A jar of salt! (I'm used to salt being sold in a cardboard box or cylinder.)

I've always been fascinated by ephemera – those humble, utilitarian objects designed to be temporary; fragments of ordinary life, that when moved from one culture to another, turn out to be not ordinary at all, and give some unexpected insights into the ways people in other parts of the world live.

That's perhaps one of the joys of cruising, of being able to deeply immerse yourself into a new place, staying for longer and being outside of the typical tourist hotel bubble. And though we're not actively cruising right now, we're still cruising-adjacent. 

Annapolis is a great place for meeting people who are starting – or ending – their cruising careers.

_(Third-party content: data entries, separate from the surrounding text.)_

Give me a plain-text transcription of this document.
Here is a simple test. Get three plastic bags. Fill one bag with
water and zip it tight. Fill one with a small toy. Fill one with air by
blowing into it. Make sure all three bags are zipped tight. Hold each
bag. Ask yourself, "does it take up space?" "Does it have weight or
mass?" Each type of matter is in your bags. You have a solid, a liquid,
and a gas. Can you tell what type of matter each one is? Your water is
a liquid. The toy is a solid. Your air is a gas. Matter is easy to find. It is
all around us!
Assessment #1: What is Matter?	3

We once had some dock neighbours who were ending, after exploring the Mediterranean, crossing the Atlantic to the Caribbean, then coming up the coast here to sell their boat. In their final scurry to empty the boat of their personal possessions before turning it over to the new owners, we ended up being the casual recipients of a very eclectic group of leftovers completely out of context – a colourful t-shirt, two wine glasses, a screwdriver, a jar of olive oil, a jar of salt.

This salt jar now lives on my kitchen counter. It's thoughtfully designed with a flat spot on one side so it can be used standing up in a cabinet, or leaning over next to the stove as a kind of “salt pig” to grab a pinch of salt while cooking. I used Google Translate to read the label, which informed me that it was crystal sea salt for grinding at the table. Only, I had a small typo the first time I keyed it into my phone. That is how I learned that in Turkish, the words for “grinding [salt] at the table” and “arguing at the table” differ by only a single letter. And now I have a mental image of a big table laden with exotically-spiced food, boisterous family gathered around for a dinner filled with laughter and good-natured “grinding” -- in both senses of the word. 

Seemingly unusual to American eyes, the jar can stand on its base or its side.

Looked at up close, the grains are a wide range of sizes, and show the square crystal shapes that hint at slow evaporation, perhaps in the old-fashioned way, in a shallow pond in the sunlight

(Note: this casual jar of salt crystals is especially poignant to someone who grew up in a very different style, someone whose parents' table just miiiiight have included individual crystal salt cellars with tiny glass spoons at each place setting.)